# Contouring on pale skin! help!



## DollyGirl92 (Apr 13, 2010)

I'm in a rut 
	

	
	
		
		

		
			





 I love the look of a sculpted for of cheek, I'm not exactly sure if it's a contoured look I'm going for or not, I love a look like this 

(I don't know how to get picture the right size on here, so I've just posted Links)
http://thebeautybunny.com/wp-content...orf-makeup.jpg
http://blogs.glam.com/glamblush/file...ir-waldorf.jpg
http://www.jewelryrevelations.com/wp...gg210-0005.jpg
http://www.hairthursday.com/wp-conte...2009/05/lm.jpg
I think it's sort of contoured, but with a glowing sort of apple too, I'm really unsure of how to recreate this sort of look on myself
This is me (Excuse my expression!)
http://i230.photobucket.com/albums/e...x/DSCF1035.jpg
http://i230.photobucket.com/albums/e...x/DSCF1033.jpg

If you have any tips it would be great if you could share them!
any brand rec's (I'm in the UK) especially NARS! 

Thanks so much in advance


----------



## slipnslide (Apr 13, 2010)

I would say that since you are a few shades lighter and a bit cooler than she is, you could go for the same kind of effect but with a pale peachy- pink and a cool taupe to contour your cheeks- but if you really love the warmth of her specific coloring, then you'll want to use a more brown contour under your cheekbone and it looks like sort of a warm raspberry pink color on her apples, and then maybe dust on some bronzer, and use that golden brown smoky eye she's got going in the second picture.
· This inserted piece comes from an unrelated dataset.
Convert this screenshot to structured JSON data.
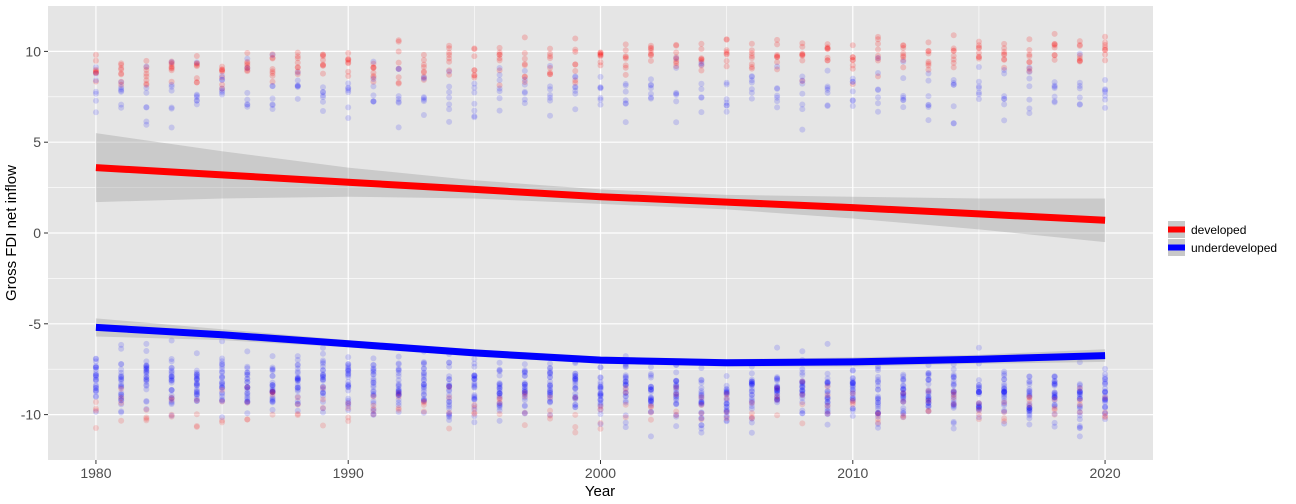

 To tell you the honest truth, while she is definitely getting some cheekbone contouring, you can also tell that her bone structure is assisting a lot. It's sort of tough to perfectly replicate that on someone else's face, unless they have the exact same thing going on. Also, I'm super envious of your porcelain skin! 
	

	
	
		
		

		
		
	


	




 Reminds me of Dita.


----------



## DollyGirl92 (Apr 13, 2010)

Yeah, I like her look but I'd keep my colouring, it's the way it look so sculpted I love, but I did think some of that would be down to her bone structure but I think I'm guna try adapt it to myself.
thank you for the colour recommendation though!


----------



## slipnslide (Apr 13, 2010)

Sure! Just remember, the key to contouring is to blend, blend, blend. Follow the line of the cheekbone but then also blend a little curve above your temple, so it swoops rather than that telltale straight line.


----------



## ilexica (Apr 13, 2010)

If it helps, I'm pretty pale too and I love beauty powder blushes for contouring, since they're so subtle and blendable. I've been using personal style from all races lately, which works really well


----------



## banana1234 (Apr 13, 2010)

i'm not as pale as you, but i am pretty pale, i use mac's harmony blush, with a very light hand, or nyx taupe blush

another one i want to try is 'sculpt' sculpt powder by mac, but i cant comment on whether it will suit your skin tone, because i havent tried it yet


----------



## xxsgtigressxx (Apr 19, 2010)

I am really pale, and I own and have tried everything from the high end to the low end and my favorite product to contour with for pale skin is Physicians Formula bronze booster for LIGHT skintones.  Its a bronzer but its matte and not too pigmented so you're not going to get that orangey or dirty look easily and it really is just the perfect color...not too ashy and not too warm =)


----------



## iShadow (Apr 19, 2010)

I use MAC's Emote blush, it's the perfect shade for me and I'm pretty dang white. And since you mentioned liking NARS products, Albatross is absolutely heavenly to highlight with~


----------



## MacArtist (Apr 19, 2010)

You could use a mineralized  skinfinish natural in medium to contour or even a light brown matte shadow such as wedge to contour. Studio Stick foundation works really well too but not sure you would want to shell out almost $30 for it.


----------